Calculatoarele noi vin degraba?
The laboratory full of new computers that my school won in October will arrive before February 1, according to a talk show on state television that focuses on education. I'll believe it when I see it.
In the meantime, I made some upgrades to the nine-year-old HP Vectra computers with 16 MB of RAM and 166 Mhz Pentium MMX processors. After spending a total investment of $60 at Fry's Electronics and on eBay and scrounging around the computer history museum that is my parents' house, I was able to equip each of the eight computers in the lab with 8x CD-ROM drives, the requisite IDE cables, and new motherboard batteries (when a motherboard battery runs out of juice, a computer can no longer remember the date and other important information when it is shut down).
These upgrades were cheap and should be effective.

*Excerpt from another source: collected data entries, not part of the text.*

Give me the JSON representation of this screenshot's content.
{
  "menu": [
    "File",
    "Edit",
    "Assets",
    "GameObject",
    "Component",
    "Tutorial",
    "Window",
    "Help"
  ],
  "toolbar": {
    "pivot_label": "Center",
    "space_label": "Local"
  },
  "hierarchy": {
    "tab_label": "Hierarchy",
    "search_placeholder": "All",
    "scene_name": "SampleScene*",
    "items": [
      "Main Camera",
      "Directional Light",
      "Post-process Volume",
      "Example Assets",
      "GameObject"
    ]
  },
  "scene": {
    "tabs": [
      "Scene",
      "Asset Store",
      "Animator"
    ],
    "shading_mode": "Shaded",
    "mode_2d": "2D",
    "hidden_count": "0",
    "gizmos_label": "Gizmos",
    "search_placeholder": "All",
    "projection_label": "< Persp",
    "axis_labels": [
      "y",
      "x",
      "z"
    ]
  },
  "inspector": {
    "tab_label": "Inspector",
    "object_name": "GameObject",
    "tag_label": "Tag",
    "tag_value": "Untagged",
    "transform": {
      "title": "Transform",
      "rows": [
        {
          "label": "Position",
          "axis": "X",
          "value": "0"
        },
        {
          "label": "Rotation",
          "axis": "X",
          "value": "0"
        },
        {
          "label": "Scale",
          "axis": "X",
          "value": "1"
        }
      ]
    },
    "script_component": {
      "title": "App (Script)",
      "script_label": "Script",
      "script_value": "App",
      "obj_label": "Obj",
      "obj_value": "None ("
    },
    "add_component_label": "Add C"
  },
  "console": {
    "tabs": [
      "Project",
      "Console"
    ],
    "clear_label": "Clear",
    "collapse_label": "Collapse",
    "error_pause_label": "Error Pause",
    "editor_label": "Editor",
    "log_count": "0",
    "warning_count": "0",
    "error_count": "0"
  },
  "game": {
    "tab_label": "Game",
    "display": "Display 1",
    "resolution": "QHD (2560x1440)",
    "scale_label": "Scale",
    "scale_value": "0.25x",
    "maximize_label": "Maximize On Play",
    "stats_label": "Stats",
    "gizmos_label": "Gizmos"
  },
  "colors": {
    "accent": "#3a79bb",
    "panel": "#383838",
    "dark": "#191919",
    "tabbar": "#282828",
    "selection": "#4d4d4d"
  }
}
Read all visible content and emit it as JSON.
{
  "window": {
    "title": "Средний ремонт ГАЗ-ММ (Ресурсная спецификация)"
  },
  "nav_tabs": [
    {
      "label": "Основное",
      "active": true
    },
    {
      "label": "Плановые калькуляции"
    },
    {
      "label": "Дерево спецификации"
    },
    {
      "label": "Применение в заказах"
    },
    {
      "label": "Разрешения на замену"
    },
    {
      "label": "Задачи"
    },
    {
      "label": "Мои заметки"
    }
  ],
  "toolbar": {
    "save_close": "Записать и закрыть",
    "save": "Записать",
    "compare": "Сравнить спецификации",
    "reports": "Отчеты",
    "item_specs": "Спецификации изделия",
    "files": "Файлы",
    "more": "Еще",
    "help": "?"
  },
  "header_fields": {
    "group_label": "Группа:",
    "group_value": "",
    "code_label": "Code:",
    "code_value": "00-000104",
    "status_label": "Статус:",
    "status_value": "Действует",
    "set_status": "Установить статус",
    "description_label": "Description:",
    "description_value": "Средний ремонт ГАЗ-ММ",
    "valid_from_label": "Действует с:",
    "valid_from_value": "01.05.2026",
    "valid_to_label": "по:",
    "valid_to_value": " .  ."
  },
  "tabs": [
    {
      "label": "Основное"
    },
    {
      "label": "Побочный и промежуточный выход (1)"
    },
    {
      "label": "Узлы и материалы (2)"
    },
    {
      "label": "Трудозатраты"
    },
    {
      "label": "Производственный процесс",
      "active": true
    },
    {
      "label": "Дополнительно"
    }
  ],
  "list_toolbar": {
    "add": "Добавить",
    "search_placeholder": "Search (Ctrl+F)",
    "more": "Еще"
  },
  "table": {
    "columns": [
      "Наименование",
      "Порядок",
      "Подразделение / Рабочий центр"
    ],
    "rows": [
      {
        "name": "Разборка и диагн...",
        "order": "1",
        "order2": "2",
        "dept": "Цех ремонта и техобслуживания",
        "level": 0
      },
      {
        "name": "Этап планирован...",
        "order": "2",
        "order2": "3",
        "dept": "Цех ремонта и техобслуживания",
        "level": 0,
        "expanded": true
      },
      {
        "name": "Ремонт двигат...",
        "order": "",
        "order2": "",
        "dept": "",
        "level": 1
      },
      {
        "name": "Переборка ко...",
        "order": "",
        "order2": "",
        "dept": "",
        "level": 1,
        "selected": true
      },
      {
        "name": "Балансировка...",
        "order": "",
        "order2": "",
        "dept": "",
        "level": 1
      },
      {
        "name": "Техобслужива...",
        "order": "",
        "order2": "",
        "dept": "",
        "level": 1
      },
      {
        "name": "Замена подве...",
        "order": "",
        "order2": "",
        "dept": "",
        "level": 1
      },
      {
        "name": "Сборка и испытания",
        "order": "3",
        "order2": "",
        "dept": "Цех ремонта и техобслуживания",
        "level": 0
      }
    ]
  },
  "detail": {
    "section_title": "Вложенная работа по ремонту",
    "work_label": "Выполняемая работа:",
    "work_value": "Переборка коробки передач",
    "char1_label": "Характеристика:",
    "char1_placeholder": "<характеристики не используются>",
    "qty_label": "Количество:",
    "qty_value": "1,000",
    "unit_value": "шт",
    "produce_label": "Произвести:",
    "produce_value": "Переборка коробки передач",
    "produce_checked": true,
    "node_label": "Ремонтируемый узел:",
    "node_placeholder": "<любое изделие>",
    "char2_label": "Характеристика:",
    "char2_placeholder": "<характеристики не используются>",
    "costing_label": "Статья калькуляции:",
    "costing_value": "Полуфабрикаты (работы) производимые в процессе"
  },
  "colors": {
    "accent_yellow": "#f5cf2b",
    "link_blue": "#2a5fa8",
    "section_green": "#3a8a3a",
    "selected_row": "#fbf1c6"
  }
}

This is the first time the school computer lab has had CD-ROM drives. In introducing the CD-ROM drives, I was able to tell one of my favorite jokes, which translated easily to Romanian:
A man calls technical support and says his computer's broken just two days after he had bought it.
"What seems to be the problem with it, sir?"
"Well, I put my coffee mug in the cup holder, and it broke off."
It got a laugh in all of my classes. Maybe my sense of humor is getting better in Romanian.
The killer app that I'm trying to push on the kids is the CD-ROM encyclopedia. I showed each of my classes the 2000 Compton's Encyclopedia in English, and they were impressed with the possibilities, especially because the only encyclopedias that the school has, according to my 8th grade students, are from the Soviet times. One of my students has offered to bring in his CD-ROM encyclopedia from home, a 2006 edition in Russian. A Russian encyclopedia is more useful at the school than an English one, because nearly all the students understand Russian, as opposed to the approximately 10 percent of the students who understand English.
Of course, maybe we'll get an internet connection with this new computer lab. Then we'll have access to Wikipedia, at which point the possibilities are endless.
But will the new computer lab come? As the Moldovans say, "Vom trai si vom vedea." We'll live and we'll see.